John has n tasks to do. Unfortunately, the tasks are not independent and the execution of one task is
only possible if other tasks have already been executed.
Input
The input will consist of several instances of the problem. Each instance begins with a line containing
two integers, 1 ≤ n ≤ 100 and m. n is the number of tasks (numbered from 1 to n) and m is the
number of direct precedence relations between tasks. After this, there will be m lines with two integers
i and j, representing the fact that task i must be executed before task j.

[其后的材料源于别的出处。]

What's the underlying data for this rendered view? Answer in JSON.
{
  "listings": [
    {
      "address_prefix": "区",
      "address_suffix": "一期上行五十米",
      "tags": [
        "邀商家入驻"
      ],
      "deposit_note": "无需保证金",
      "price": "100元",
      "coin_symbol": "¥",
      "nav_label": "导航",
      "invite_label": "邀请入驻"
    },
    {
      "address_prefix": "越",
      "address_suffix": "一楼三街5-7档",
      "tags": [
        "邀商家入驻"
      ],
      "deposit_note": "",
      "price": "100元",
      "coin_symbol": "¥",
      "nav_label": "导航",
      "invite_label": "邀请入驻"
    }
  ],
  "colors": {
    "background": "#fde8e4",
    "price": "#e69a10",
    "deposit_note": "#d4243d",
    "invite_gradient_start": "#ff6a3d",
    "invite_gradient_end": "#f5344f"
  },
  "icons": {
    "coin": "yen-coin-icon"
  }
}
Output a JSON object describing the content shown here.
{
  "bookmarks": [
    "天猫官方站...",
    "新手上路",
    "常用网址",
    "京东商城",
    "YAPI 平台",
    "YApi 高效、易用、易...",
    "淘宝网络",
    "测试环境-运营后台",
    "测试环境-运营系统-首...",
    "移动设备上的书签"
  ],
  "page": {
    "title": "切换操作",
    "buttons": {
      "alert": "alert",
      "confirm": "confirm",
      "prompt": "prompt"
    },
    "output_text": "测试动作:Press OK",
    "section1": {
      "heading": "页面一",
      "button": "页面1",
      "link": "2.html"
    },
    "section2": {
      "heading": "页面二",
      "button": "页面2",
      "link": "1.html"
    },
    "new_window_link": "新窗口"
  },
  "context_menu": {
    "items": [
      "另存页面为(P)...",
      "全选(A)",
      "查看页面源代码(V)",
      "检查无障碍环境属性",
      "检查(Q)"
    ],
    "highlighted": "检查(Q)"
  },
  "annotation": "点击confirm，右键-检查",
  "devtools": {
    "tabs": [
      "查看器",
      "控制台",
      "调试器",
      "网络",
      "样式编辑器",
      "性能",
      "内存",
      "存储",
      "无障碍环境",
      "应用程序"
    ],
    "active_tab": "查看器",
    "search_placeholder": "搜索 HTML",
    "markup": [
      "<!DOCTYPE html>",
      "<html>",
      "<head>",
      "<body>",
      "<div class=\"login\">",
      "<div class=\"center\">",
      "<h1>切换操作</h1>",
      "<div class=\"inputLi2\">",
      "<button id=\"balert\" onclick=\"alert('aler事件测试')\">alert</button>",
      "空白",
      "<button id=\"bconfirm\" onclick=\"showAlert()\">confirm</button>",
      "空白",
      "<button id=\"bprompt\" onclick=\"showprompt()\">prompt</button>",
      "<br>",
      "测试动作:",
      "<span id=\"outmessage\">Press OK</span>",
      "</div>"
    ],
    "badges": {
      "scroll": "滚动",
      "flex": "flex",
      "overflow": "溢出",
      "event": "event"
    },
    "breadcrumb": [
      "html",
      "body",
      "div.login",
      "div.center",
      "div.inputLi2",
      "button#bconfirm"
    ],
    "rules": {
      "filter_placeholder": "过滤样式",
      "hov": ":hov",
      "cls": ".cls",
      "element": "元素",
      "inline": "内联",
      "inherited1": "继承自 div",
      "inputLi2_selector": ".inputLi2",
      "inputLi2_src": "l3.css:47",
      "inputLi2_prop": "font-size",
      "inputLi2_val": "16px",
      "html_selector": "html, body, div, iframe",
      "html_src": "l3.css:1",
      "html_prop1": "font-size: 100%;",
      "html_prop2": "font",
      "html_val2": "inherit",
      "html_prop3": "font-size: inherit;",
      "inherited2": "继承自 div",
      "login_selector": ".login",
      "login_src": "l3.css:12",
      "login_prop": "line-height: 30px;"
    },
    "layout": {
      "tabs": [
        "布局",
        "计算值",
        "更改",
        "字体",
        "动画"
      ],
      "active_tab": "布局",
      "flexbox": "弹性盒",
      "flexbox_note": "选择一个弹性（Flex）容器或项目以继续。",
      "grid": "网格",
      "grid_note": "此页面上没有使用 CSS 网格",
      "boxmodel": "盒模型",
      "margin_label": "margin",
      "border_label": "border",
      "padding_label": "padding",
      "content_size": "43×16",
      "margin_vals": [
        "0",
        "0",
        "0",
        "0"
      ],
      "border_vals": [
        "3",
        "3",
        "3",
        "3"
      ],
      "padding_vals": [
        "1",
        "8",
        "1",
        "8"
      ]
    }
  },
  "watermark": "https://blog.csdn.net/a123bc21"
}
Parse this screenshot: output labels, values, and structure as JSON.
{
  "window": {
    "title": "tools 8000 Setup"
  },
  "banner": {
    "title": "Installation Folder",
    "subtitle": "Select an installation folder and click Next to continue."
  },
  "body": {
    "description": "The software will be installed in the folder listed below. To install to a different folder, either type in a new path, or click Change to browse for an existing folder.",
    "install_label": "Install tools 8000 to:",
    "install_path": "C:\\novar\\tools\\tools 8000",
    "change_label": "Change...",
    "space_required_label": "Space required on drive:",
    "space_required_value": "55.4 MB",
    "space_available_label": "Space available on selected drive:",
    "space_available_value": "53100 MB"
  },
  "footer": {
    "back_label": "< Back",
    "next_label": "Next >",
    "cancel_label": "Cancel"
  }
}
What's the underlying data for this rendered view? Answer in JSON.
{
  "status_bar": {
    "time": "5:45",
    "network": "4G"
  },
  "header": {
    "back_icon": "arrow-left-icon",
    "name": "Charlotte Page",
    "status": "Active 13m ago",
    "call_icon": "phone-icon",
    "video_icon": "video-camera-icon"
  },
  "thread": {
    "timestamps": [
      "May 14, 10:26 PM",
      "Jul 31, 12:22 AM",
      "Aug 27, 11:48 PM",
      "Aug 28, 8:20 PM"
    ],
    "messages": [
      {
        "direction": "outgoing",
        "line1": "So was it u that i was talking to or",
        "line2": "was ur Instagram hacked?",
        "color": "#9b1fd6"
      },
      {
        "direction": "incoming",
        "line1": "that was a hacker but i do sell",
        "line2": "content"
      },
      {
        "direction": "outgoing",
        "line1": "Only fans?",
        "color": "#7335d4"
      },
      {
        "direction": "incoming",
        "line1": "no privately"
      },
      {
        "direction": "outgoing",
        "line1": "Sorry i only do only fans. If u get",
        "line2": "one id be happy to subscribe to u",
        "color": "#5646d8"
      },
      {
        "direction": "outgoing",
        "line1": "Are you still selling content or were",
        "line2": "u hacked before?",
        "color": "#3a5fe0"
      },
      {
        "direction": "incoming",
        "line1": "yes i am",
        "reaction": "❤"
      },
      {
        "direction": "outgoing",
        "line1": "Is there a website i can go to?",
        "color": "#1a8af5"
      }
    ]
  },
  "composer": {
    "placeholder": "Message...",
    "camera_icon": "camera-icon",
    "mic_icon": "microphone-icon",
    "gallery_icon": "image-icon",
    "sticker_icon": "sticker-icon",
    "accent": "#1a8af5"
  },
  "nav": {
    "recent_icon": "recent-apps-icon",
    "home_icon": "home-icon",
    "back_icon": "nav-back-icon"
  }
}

An instance with n = m = 0 will finish the input.
Output
For each instance, print a line with n integers representing the tasks in a possible order of execution.
Sample Input
5 4
1 2
2 3
1 3
1 5
0 0
Sample Output
1 4 2 5 3
拖补排序:先将入度为0的点加入队列,然后去除这些点,这些点对应的源点的度减一若为0加入队列。
AC的C++程序如下:
#include<iostream>
#include<algorithm>
#include<queue>
#include<cstdio>
#include<cstring>
#include<string>
#include<vector>
using namespace std;
const int maxn = 105;
int into[maxn], order[maxn];
vector<int> g[maxn];
int n, m;
int main()
{
while (cin>>n>>m)
{
if (m == 0 && n == 0) break;
int src, dest;
queue<int> q;
memset(into, 0, sizeof(into));
for (int i = 0; i <= n; i++) g[i].clear();
for (int i = 0; i < m; i++)
{
cin >> src >> dest;
into[dest]++;
g[src].push_back(dest);
}
int len = 0;
for (int i = 1; i <= n; i++)
{
if (into[i] == 0) q.push(i);
}
while (!q.empty())
{
int front = q.front();
q.pop();
order[len++] = front;
for (int i = 0; i < g[front].size(); i++)
{
into[g[front][i]]--;
if (into[g[front][i]] == 0) q.push(g[front][i]);
}
}
for (int i = 0; i <len; i++)
{
if (i != 0) cout << " ";
cout << order[i];
}
cout << endl;
}
return 0;
}